In elk geval stelt de betrokken lidstaat de Commissie vooraf in kennis van zijn voorgenomen afwijking en zendt hij haar een dossier toe met de TSI's of de delen van TSI's die hij niet toegepast wenst te zien met de overeenkomstige specificaties die hij wel wenst toe te passen. De Commissie analyseert de door de lidstaten overwogen maatregelen. In de gevallen van b) en d) neemt de Commissie een besluit overeenkomstig de procedure van artikel 21, lid 2. Zo nodig wordt een aanbeveling opgesteld met betrekking tot de toe te passen specificaties.
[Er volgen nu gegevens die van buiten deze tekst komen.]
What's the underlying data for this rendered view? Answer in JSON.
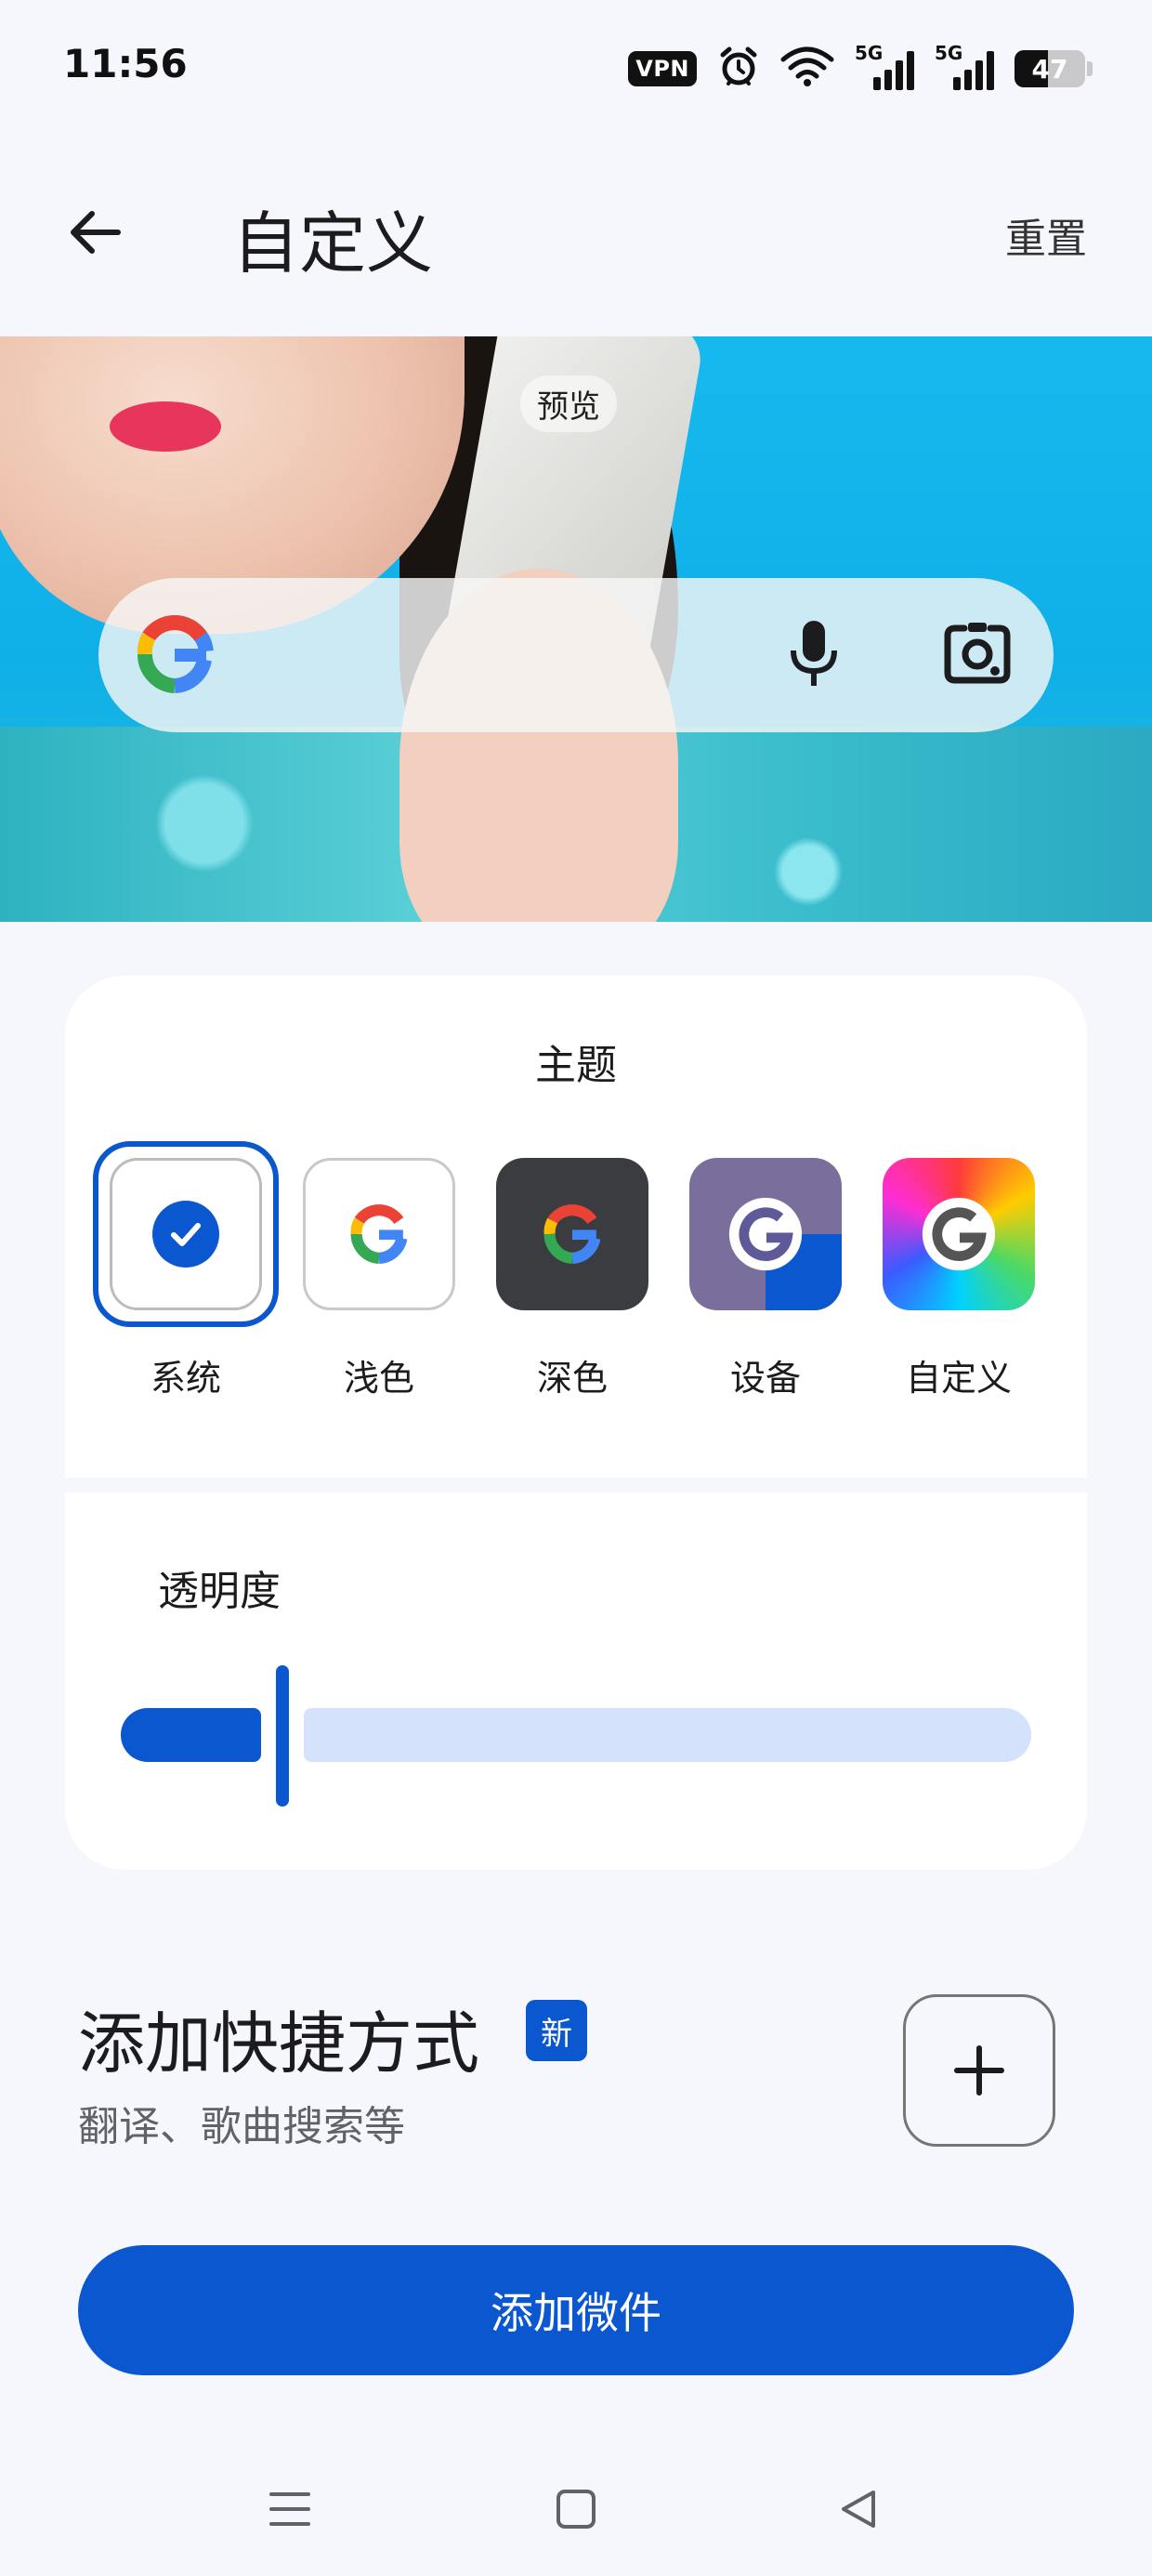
{
  "status_bar": {
    "time": "11:56",
    "vpn_label": "VPN",
    "network_1": "5G",
    "network_2": "5G",
    "battery_percent": "47",
    "battery_level": 0.47,
    "icons": [
      "vpn-icon",
      "alarm-icon",
      "wifi-icon",
      "signal-icon",
      "signal-icon",
      "battery-icon"
    ]
  },
  "app_bar": {
    "title": "自定义",
    "reset_label": "重置",
    "back_icon": "arrow-left-icon"
  },
  "preview": {
    "label": "预览",
    "search_bar_icons": [
      "google-g-icon",
      "mic-icon",
      "google-lens-icon"
    ]
  },
  "theme": {
    "title": "主题",
    "options": [
      {
        "label": "系统",
        "selected": true
      },
      {
        "label": "浅色",
        "selected": false
      },
      {
        "label": "深色",
        "selected": false
      },
      {
        "label": "设备",
        "selected": false
      },
      {
        "label": "自定义",
        "selected": false
      }
    ]
  },
  "opacity": {
    "title": "透明度",
    "value": 0.17
  },
  "shortcut": {
    "title": "添加快捷方式",
    "badge": "新",
    "subtitle": "翻译、歌曲搜索等"
  },
  "add_widget_label": "添加微件",
  "colors": {
    "accent": "#0b57d0",
    "slider_track": "#d4e3fb",
    "background": "#f6f7fc"
  }
}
In het geval van punt b) wordt in het besluit van de Commissie evenwel niet verwezen naar het profiel en de spoorbreedte.

▼B



HOOFDSTUK III

Interoperabiliteitsonderdelen

Artikel 8

De Lid-Staten nemen alle dienstige maatregelen opdat de interoperabiliteitsonderdelen:

—alleen op de markt worden gebracht indien zij de interoperabiliteit van het transeuropees hoge-snelheidsspoorwegsysteem mogelijk maken door te voldoen aan de essentiële eisen;

—binnen hun toepassingsgebied worden gebruikt overeenkomstig hun bestemming en naar behoren worden geïnstalleerd en onderhouden.

Deze bepalingen vormen geen belemmering voor het op de markt brengen van deze onderdelen voor andere toepassingen, noch voor het gebruik ervan voor conventionele spoorlijnen.

Artikel 9

De Lid-Staten kunnen niet uit hoofde van deze richtlijn het in de handel brengen op hun grondgebied van interoperabiliteitsonderdelen met het oog op het gebruik daarvan voor het transeuropees hoge-snelheidsspoorwegsysteem verbieden, beperken of belemmeren, wanneer deze onderdelen aan de bepalingen van de richtlijn voldoen.

▼M2

In het bijzonder mogen zij geen verificaties verlangen die al zijn verricht in het kader van de procedure die tot de EG-verklaring van conformiteit of geschiktheid voor gebruik heeft geleid.

▼B

Artikel 10

1. De Lid-Staten beschouwen de interoperabiliteitsonderdelen als conform de desbetreffende essentiële eisen van deze richtlijn, wanneer zij voorzien zijn van de EG-verklaring van conformiteit of geschiktheid voor gebruik, waarvan de elementen zijn aangegeven in bijlage IV.

▼M2

2. Voor elk interoperabiliteitsonderdeel dient de procedure te worden gevolgd voor beoordeling van de overeenstemming en de geschiktheid voor gebruik zoals omschreven in de desbetreffende TSI, en voor dat onderdeel dient het desbetreffende certificaat te zijn afgegeven.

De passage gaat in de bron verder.